The discussion in the bitcoin-dev mailing list revolves around the best method to store data on the Bitcoin blockchain. The witness envelope is considered more costly and less easy to use compared to OP_RETURN. One user suggests adding a Non-Standard OP_PUSH OP_DROP at the beginning of scriptSig or witness while spending standard P2PKH or P2WPKH output, which only makes one transaction. Another option is to use a dummy 1 of N multisig where only one corresponds to a pubkey and the rest is data, but this requires several transactions. The main argument against the witness envelope is that it requires a two-step process of first spending to a "commitment" address and then a second spend to "reveal" your payload. This is more costly and presents the risk of money being stuck in the "commit" stage of the protocol if the "reveal" transaction cannot be included due to censorship, for example.
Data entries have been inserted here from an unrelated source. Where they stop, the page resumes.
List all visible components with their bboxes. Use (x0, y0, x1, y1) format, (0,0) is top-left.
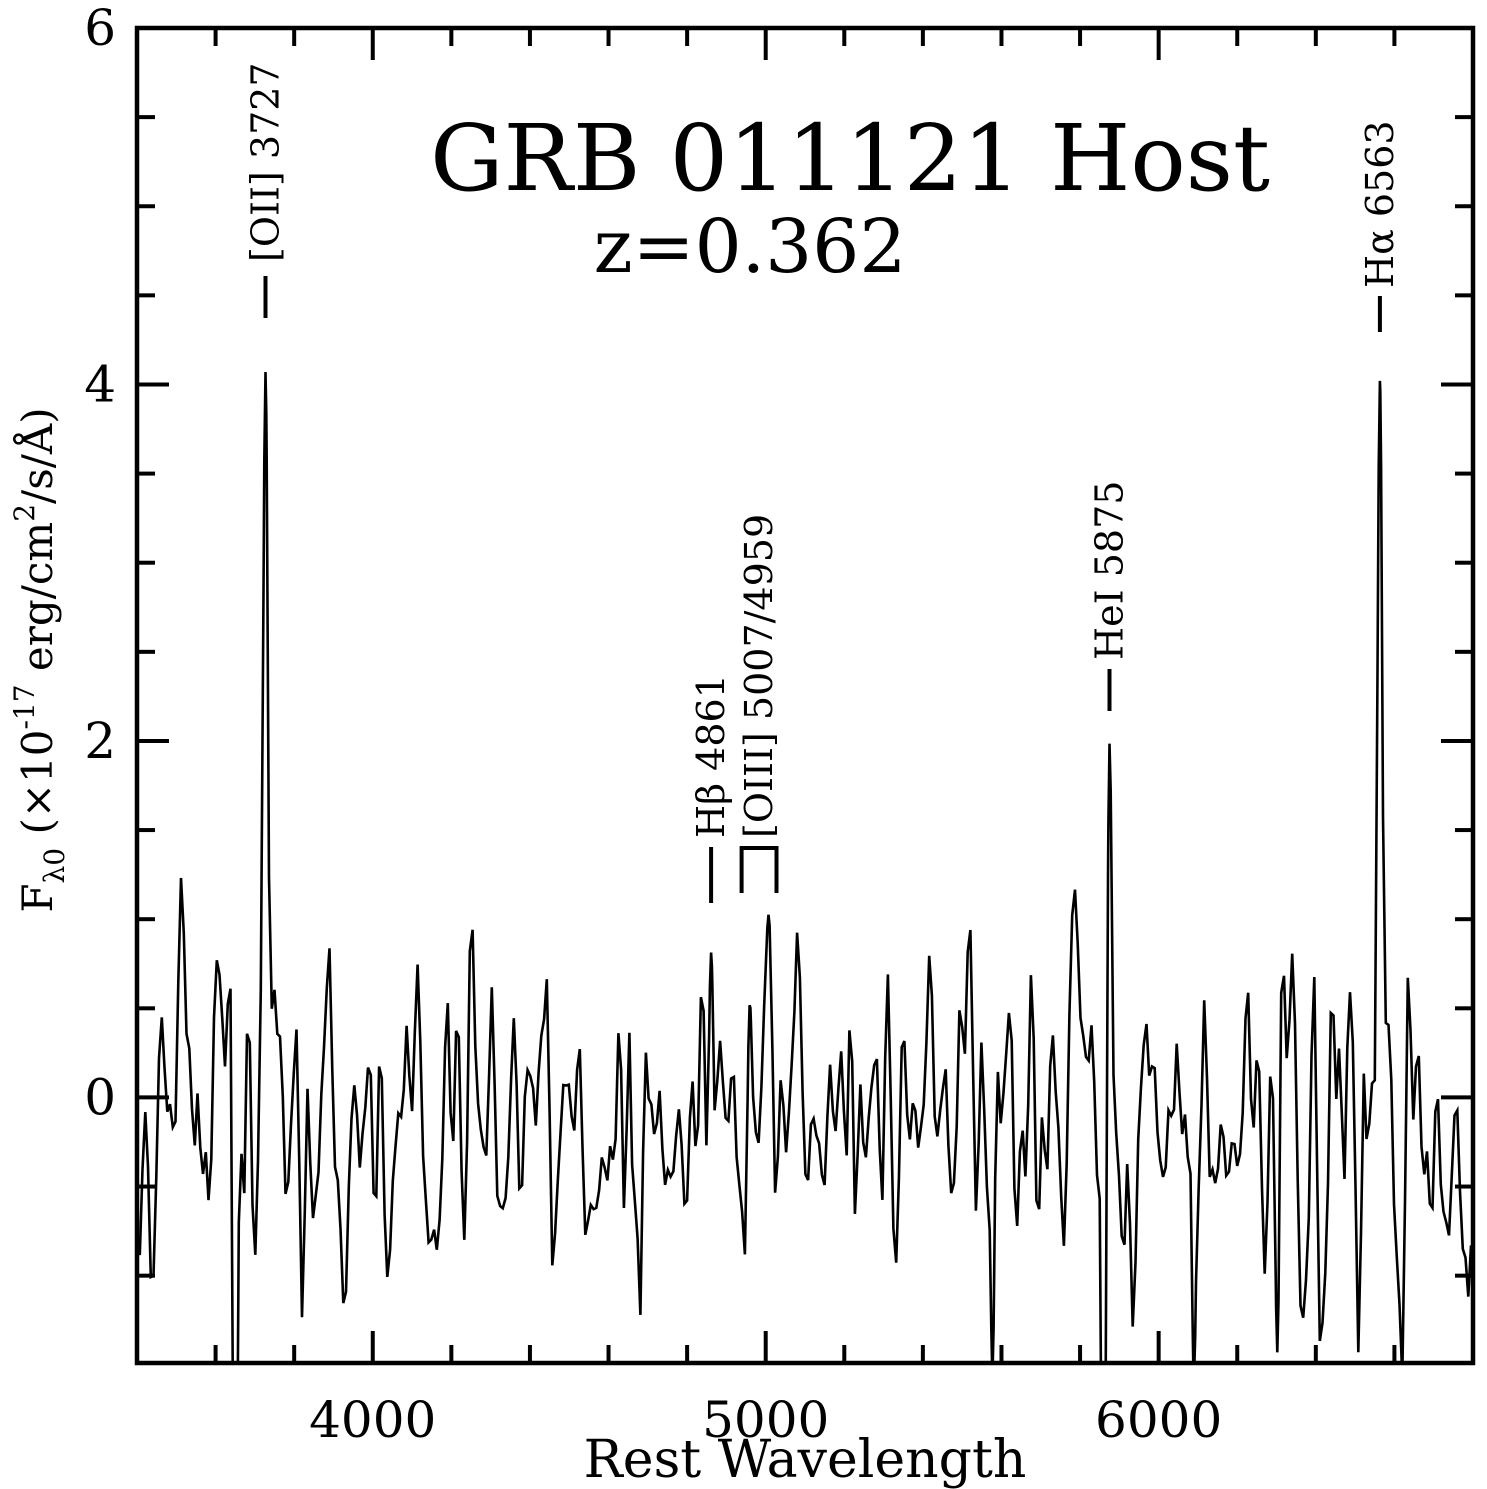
y-axis-label: Fλ0 (×10-17 erg/cm2/s/Å) (8, 407, 71, 912)
bracket-marker (739, 846, 779, 893)
x-tick-label-4000: 4000 (309, 1391, 436, 1449)
emission-line-label: [OIII] 5007/4959 (737, 514, 781, 838)
y-axis-label-text: Fλ0 (×10-17 erg/cm2/s/Å) (8, 407, 71, 912)
emission-line-label: [OII] 3727 (244, 62, 288, 262)
emission-line-annotations: [OII] 3727 Hβ 4861 [OIII] 5007/4959 HeI 587… (244, 62, 1402, 903)
plot-frame (134, 25, 1476, 1366)
y-tick-label-0: 0 (84, 1068, 116, 1126)
emission-line-label: Hα 6563 (1358, 120, 1402, 288)
spectrum-trace (139, 371, 1471, 1361)
x-tick-label-6000: 6000 (1095, 1391, 1222, 1449)
y-tick-label-6: 6 (84, 0, 116, 57)
x-tick-label-5000: 5000 (702, 1391, 829, 1449)
plot-subtitle: z=0.362 (594, 204, 907, 290)
axis-ticks (139, 26, 1471, 1361)
x-axis-label: Rest Wavelength (584, 1430, 1027, 1489)
axis-tick-labels: 4000 5000 6000 0 2 4 6 (84, 0, 1222, 1449)
emission-line-label: HeI 5875 (1088, 481, 1132, 660)
plot-title: GRB 011121 Host (430, 105, 1270, 212)
emission-line-label: Hβ 4861 (689, 674, 733, 838)
y-tick-label-4: 4 (84, 355, 116, 413)
y-tick-label-2: 2 (84, 712, 116, 770)
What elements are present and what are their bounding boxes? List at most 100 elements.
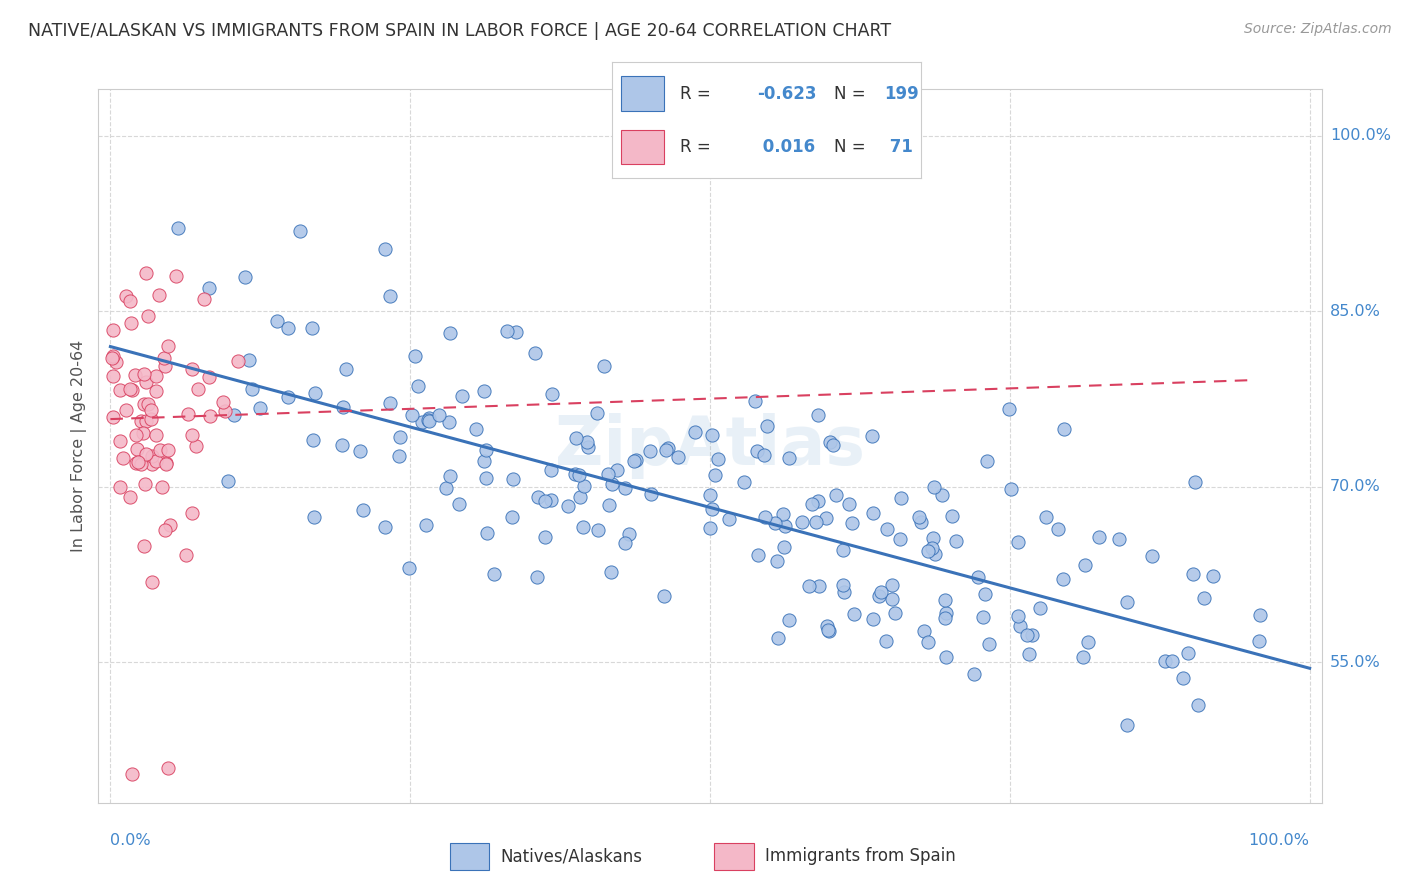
Text: 0.016: 0.016 [756, 138, 815, 156]
Text: N =: N = [834, 85, 872, 103]
Point [101, 349, 124, 363]
Point [131, 414, 153, 428]
Point [924, 547, 946, 561]
Point [301, 321, 323, 335]
Point [108, 480, 131, 494]
Text: R =: R = [679, 85, 716, 103]
Point [418, 413, 440, 427]
Text: R =: R = [679, 138, 716, 156]
Point [398, 561, 420, 575]
Point [475, 470, 498, 484]
Point [1007, 609, 1029, 624]
Point [174, 548, 197, 562]
Point [155, 457, 177, 471]
Point [815, 618, 838, 632]
Point [804, 516, 827, 530]
Point [439, 416, 461, 430]
Point [184, 440, 207, 454]
Point [380, 289, 402, 303]
Point [198, 409, 221, 423]
Point [474, 442, 496, 457]
Text: 199: 199 [884, 85, 918, 103]
Point [1177, 646, 1199, 660]
Point [115, 289, 138, 303]
Point [586, 406, 609, 420]
Point [1018, 647, 1040, 661]
Point [1173, 671, 1195, 685]
Point [389, 430, 412, 444]
Point [808, 579, 831, 593]
Point [450, 389, 472, 403]
Point [134, 476, 156, 491]
Point [418, 414, 440, 428]
Point [277, 391, 299, 405]
Point [624, 453, 647, 467]
Point [439, 326, 461, 340]
Point [778, 613, 800, 627]
Point [1088, 530, 1111, 544]
Point [763, 516, 786, 530]
Point [150, 480, 173, 494]
Point [1077, 635, 1099, 649]
Point [613, 482, 636, 496]
Bar [621, 77, 664, 112]
Point [766, 632, 789, 646]
Point [100, 351, 122, 366]
Point [145, 428, 167, 442]
Point [212, 394, 235, 409]
Point [132, 539, 155, 553]
Point [790, 515, 813, 529]
Point [571, 520, 593, 534]
Point [101, 410, 124, 425]
Point [301, 433, 323, 447]
Point [807, 408, 830, 422]
Point [841, 516, 863, 531]
Point [576, 440, 599, 454]
Point [118, 490, 141, 504]
Point [266, 314, 288, 328]
Point [108, 434, 131, 448]
Point [600, 476, 623, 491]
Bar [450, 843, 489, 870]
Text: -0.623: -0.623 [756, 85, 817, 103]
Point [447, 497, 470, 511]
Point [103, 323, 125, 337]
Point [922, 480, 945, 494]
Point [124, 428, 146, 442]
Point [540, 463, 562, 477]
Point [977, 637, 1000, 651]
Point [766, 553, 789, 567]
Text: 85.0%: 85.0% [1330, 304, 1381, 319]
Point [778, 450, 800, 465]
Point [797, 579, 820, 593]
Point [155, 524, 177, 538]
Point [1000, 483, 1022, 497]
Point [411, 416, 433, 430]
Point [574, 479, 596, 493]
Point [165, 268, 187, 283]
Point [388, 450, 411, 464]
Point [638, 444, 661, 458]
Point [613, 536, 636, 550]
Point [818, 624, 841, 639]
Point [177, 407, 200, 421]
Point [288, 224, 311, 238]
Point [1181, 567, 1204, 582]
Point [157, 339, 180, 353]
Point [823, 438, 845, 452]
Point [564, 431, 586, 445]
Point [569, 490, 592, 504]
Text: N =: N = [834, 138, 872, 156]
Point [118, 293, 141, 308]
Point [472, 384, 495, 398]
Point [733, 475, 755, 489]
Point [599, 565, 621, 579]
Point [1140, 549, 1163, 563]
Point [1115, 718, 1137, 732]
Point [114, 403, 136, 417]
Text: ZipAtlas: ZipAtlas [555, 413, 865, 479]
Point [103, 368, 125, 383]
Point [773, 519, 796, 533]
Point [640, 487, 662, 501]
Point [121, 766, 143, 780]
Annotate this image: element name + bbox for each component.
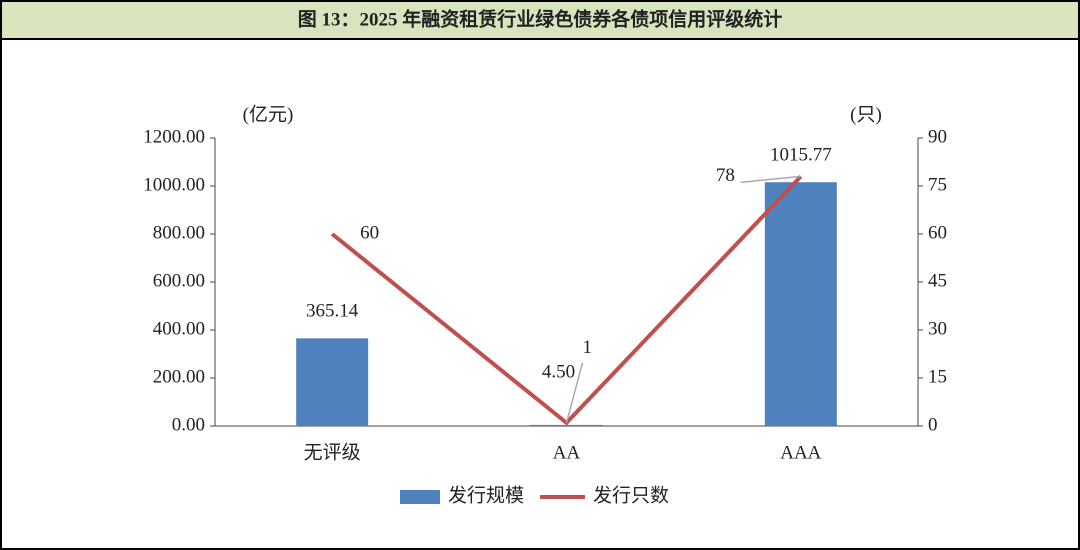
legend-swatch — [400, 490, 440, 504]
bar-value-label: 1015.77 — [770, 145, 832, 166]
bar — [530, 424, 603, 426]
y-tick-label: 600.00 — [153, 270, 205, 291]
y-axis-label: (亿元) — [243, 103, 294, 125]
y2-tick-label: 30 — [928, 318, 947, 339]
leader-line — [740, 175, 801, 184]
y-tick-label: 0.00 — [172, 414, 205, 435]
leader-line — [565, 362, 584, 423]
legend-label: 发行规模 — [448, 484, 524, 506]
y-tick-label: 1000.00 — [143, 174, 205, 195]
x-tick-label: AAA — [780, 442, 821, 463]
y-tick-label: 400.00 — [153, 318, 205, 339]
chart-title: 图 13：2025 年融资租赁行业绿色债券各债项信用评级统计 — [298, 7, 783, 30]
legend-label: 发行只数 — [593, 484, 669, 506]
bar-value-label: 4.50 — [542, 361, 575, 382]
y2-tick-label: 15 — [928, 366, 947, 387]
y2-axis-label: (只) — [850, 104, 882, 125]
bar — [296, 338, 369, 426]
line-value-label: 60 — [360, 222, 379, 243]
y2-tick-label: 0 — [928, 414, 938, 435]
title-bar — [0, 0, 1080, 40]
y-tick-label: 800.00 — [153, 222, 205, 243]
bar-value-label: 365.14 — [306, 301, 359, 322]
line-value-label: 78 — [716, 165, 735, 186]
y2-tick-label: 90 — [928, 126, 947, 147]
y2-tick-label: 60 — [928, 222, 947, 243]
x-tick-label: AA — [553, 442, 581, 463]
y2-tick-label: 75 — [928, 174, 947, 195]
y2-tick-label: 45 — [928, 270, 947, 291]
bar — [764, 182, 837, 426]
y-tick-label: 200.00 — [153, 366, 205, 387]
x-tick-label: 无评级 — [304, 441, 361, 463]
y-tick-label: 1200.00 — [143, 126, 205, 147]
line-value-label: 1 — [583, 337, 593, 358]
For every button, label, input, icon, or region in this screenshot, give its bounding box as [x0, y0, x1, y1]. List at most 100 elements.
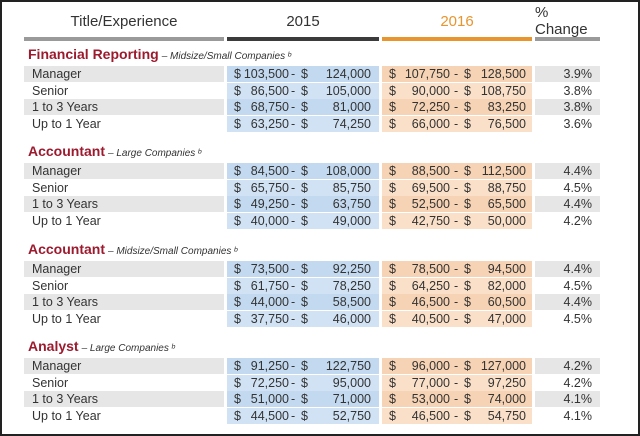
- salary-range-2016: $107,750- $128,500: [382, 66, 532, 82]
- range-dash: -: [454, 408, 459, 423]
- range-dash: -: [454, 295, 459, 309]
- salary-range-2015: $84,500- $108,000: [227, 163, 379, 179]
- salary-range-2016: $96,000- $127,000: [382, 358, 532, 374]
- range-dash: -: [454, 197, 459, 211]
- table-row: Up to 1 Year $40,000- $49,000 $42,750- $50,0…: [24, 212, 600, 229]
- table-row: Up to 1 Year $37,750- $46,000 $40,500- $47,0…: [24, 310, 600, 327]
- salary-high-2016: 74,000: [487, 392, 526, 406]
- salary-high-2015: 63,750: [332, 197, 371, 211]
- dollar-sign: $: [234, 100, 241, 114]
- salary-range-2016: $40,500- $47,000: [382, 310, 532, 327]
- salary-low-2015: 86,500: [250, 83, 289, 98]
- table-row: 1 to 3 Years $68,750- $81,000 $72,250- $83,2…: [24, 99, 600, 115]
- dollar-sign: $: [389, 359, 396, 373]
- salary-low-2015: 51,000: [250, 392, 289, 406]
- salary-range-2015: $73,500- $92,250: [227, 261, 379, 277]
- table-row: 1 to 3 Years $44,000- $58,500 $46,500- $60,5…: [24, 294, 600, 310]
- row-label: Senior: [32, 83, 69, 98]
- percent-change: 4.5%: [563, 278, 593, 293]
- row-label: 1 to 3 Years: [24, 99, 224, 115]
- section-subtitle: – Large Companies ᵇ: [108, 148, 202, 159]
- range-dash: -: [454, 311, 459, 326]
- dollar-sign: $: [464, 83, 471, 98]
- percent-change: 4.1%: [563, 408, 593, 423]
- row-label: Up to 1 Year: [32, 213, 101, 228]
- dollar-sign: $: [301, 180, 308, 195]
- salary-range-2016: $64,250- $82,000: [382, 277, 532, 294]
- percent-change: 3.6%: [563, 116, 593, 131]
- percent-change: 4.4%: [535, 196, 600, 212]
- dollar-sign: $: [234, 375, 241, 390]
- header-underline-title: [24, 37, 224, 41]
- dollar-sign: $: [389, 83, 396, 98]
- range-dash: -: [291, 359, 296, 373]
- salary-range-2016: $42,750- $50,000: [382, 212, 532, 229]
- header-percent-change: % Change: [535, 4, 588, 38]
- table-row: Senior $86,500- $105,000 $90,000- $108,750 3.…: [24, 82, 600, 99]
- dollar-sign: $: [389, 213, 396, 228]
- dollar-sign: $: [389, 100, 396, 114]
- salary-low-2016: 40,500: [411, 311, 450, 326]
- dollar-sign: $: [234, 295, 241, 309]
- salary-low-2015: 68,750: [250, 100, 289, 114]
- range-dash: -: [454, 262, 459, 276]
- salary-low-2015: 91,250: [250, 359, 289, 373]
- row-label: Senior: [32, 278, 69, 293]
- range-dash: -: [291, 83, 296, 98]
- dollar-sign: $: [389, 164, 396, 178]
- salary-low-2015: 40,000: [250, 213, 289, 228]
- header-title-experience: Title/Experience: [70, 12, 178, 30]
- percent-change: 4.4%: [535, 294, 600, 310]
- range-dash: -: [291, 408, 296, 423]
- range-dash: -: [291, 278, 296, 293]
- table-row: Manager $103,500- $124,000 $107,750- $128,50…: [24, 66, 600, 82]
- dollar-sign: $: [301, 278, 308, 293]
- row-label: Manager: [24, 261, 224, 277]
- salary-high-2015: 122,750: [325, 359, 371, 373]
- dollar-sign: $: [234, 116, 241, 131]
- dollar-sign: $: [301, 311, 308, 326]
- dollar-sign: $: [234, 197, 241, 211]
- row-label: Manager: [24, 163, 224, 179]
- salary-low-2016: 42,750: [411, 213, 450, 228]
- dollar-sign: $: [234, 278, 241, 293]
- percent-change: 4.2%: [563, 375, 593, 390]
- dollar-sign: $: [464, 67, 471, 81]
- table-row: Senior $65,750- $85,750 $69,500- $88,750 4.5%: [24, 179, 600, 196]
- salary-high-2015: 92,250: [332, 262, 371, 276]
- table-row: Senior $72,250- $95,000 $77,000- $97,250 4.2%: [24, 374, 600, 391]
- header-underline-2016: [382, 37, 532, 41]
- salary-high-2016: 83,250: [487, 100, 526, 114]
- range-dash: -: [291, 197, 296, 211]
- range-dash: -: [291, 375, 296, 390]
- salary-high-2015: 85,750: [332, 180, 371, 195]
- salary-low-2016: 46,500: [411, 408, 450, 423]
- dollar-sign: $: [389, 278, 396, 293]
- dollar-sign: $: [464, 375, 471, 390]
- table-row: Senior $61,750- $78,250 $64,250- $82,000 4.5%: [24, 277, 600, 294]
- dollar-sign: $: [389, 180, 396, 195]
- salary-low-2015: 84,500: [250, 164, 289, 178]
- salary-range-2015: $37,750- $46,000: [227, 310, 379, 327]
- salary-low-2015: 73,500: [250, 262, 289, 276]
- salary-high-2015: 95,000: [332, 375, 371, 390]
- dollar-sign: $: [301, 392, 308, 406]
- dollar-sign: $: [464, 278, 471, 293]
- dollar-sign: $: [464, 408, 471, 423]
- range-dash: -: [291, 311, 296, 326]
- percent-change: 3.8%: [563, 83, 593, 98]
- salary-low-2016: 78,500: [411, 262, 450, 276]
- range-dash: -: [454, 164, 459, 178]
- row-label: Up to 1 Year: [32, 116, 101, 131]
- table-row: Up to 1 Year $63,250- $74,250 $66,000- $76,5…: [24, 115, 600, 132]
- salary-high-2016: 94,500: [487, 262, 526, 276]
- dollar-sign: $: [464, 311, 471, 326]
- salary-high-2016: 97,250: [487, 375, 526, 390]
- salary-range-2016: $66,000- $76,500: [382, 115, 532, 132]
- range-dash: -: [291, 116, 296, 131]
- dollar-sign: $: [464, 164, 471, 178]
- dollar-sign: $: [389, 67, 396, 81]
- salary-range-2016: $72,250- $83,250: [382, 99, 532, 115]
- dollar-sign: $: [234, 359, 241, 373]
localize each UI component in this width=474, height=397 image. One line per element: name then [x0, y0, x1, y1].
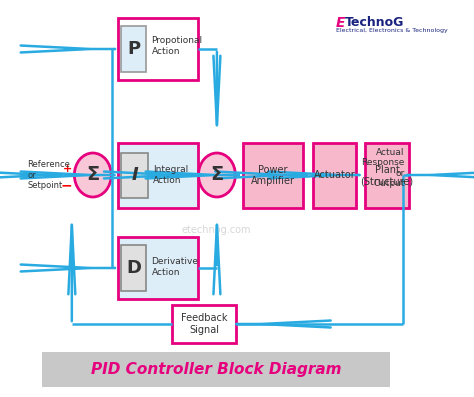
Text: Actuator: Actuator: [313, 170, 355, 181]
FancyBboxPatch shape: [312, 143, 356, 208]
Text: D: D: [127, 259, 141, 277]
FancyBboxPatch shape: [43, 352, 390, 387]
Text: P: P: [128, 40, 140, 58]
FancyBboxPatch shape: [118, 143, 198, 208]
Text: TechnoG: TechnoG: [345, 16, 405, 29]
Text: Feedback
Signal: Feedback Signal: [181, 313, 228, 335]
FancyBboxPatch shape: [121, 245, 146, 291]
Text: PID Controller Block Diagram: PID Controller Block Diagram: [91, 362, 341, 377]
Text: Plant
(Structure): Plant (Structure): [361, 165, 414, 186]
Text: +: +: [63, 164, 72, 174]
Text: −: −: [60, 178, 72, 192]
FancyBboxPatch shape: [121, 26, 146, 72]
FancyBboxPatch shape: [118, 237, 198, 299]
Circle shape: [74, 153, 111, 197]
Text: Reference
or
Setpoint: Reference or Setpoint: [27, 160, 70, 190]
Text: E: E: [336, 16, 346, 30]
Text: Σ: Σ: [210, 166, 224, 185]
FancyBboxPatch shape: [173, 305, 236, 343]
Text: Derivative
Action: Derivative Action: [152, 257, 199, 277]
Text: Propotional
Action: Propotional Action: [152, 36, 202, 56]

On the other hand, OP_RETURN allows for a single transaction and does not require any cancellation spends. If the data is larger than 80 bytes, witness-embedding method is preferable, while a pay-to-contract tweak is best for smaller data from a space and fingerprinting perspective. Overall, increasing the size of OP_RETURN may be the best solution to prevent users from inventing deviant methods and provide a safe place to store data without clogging UTXO space.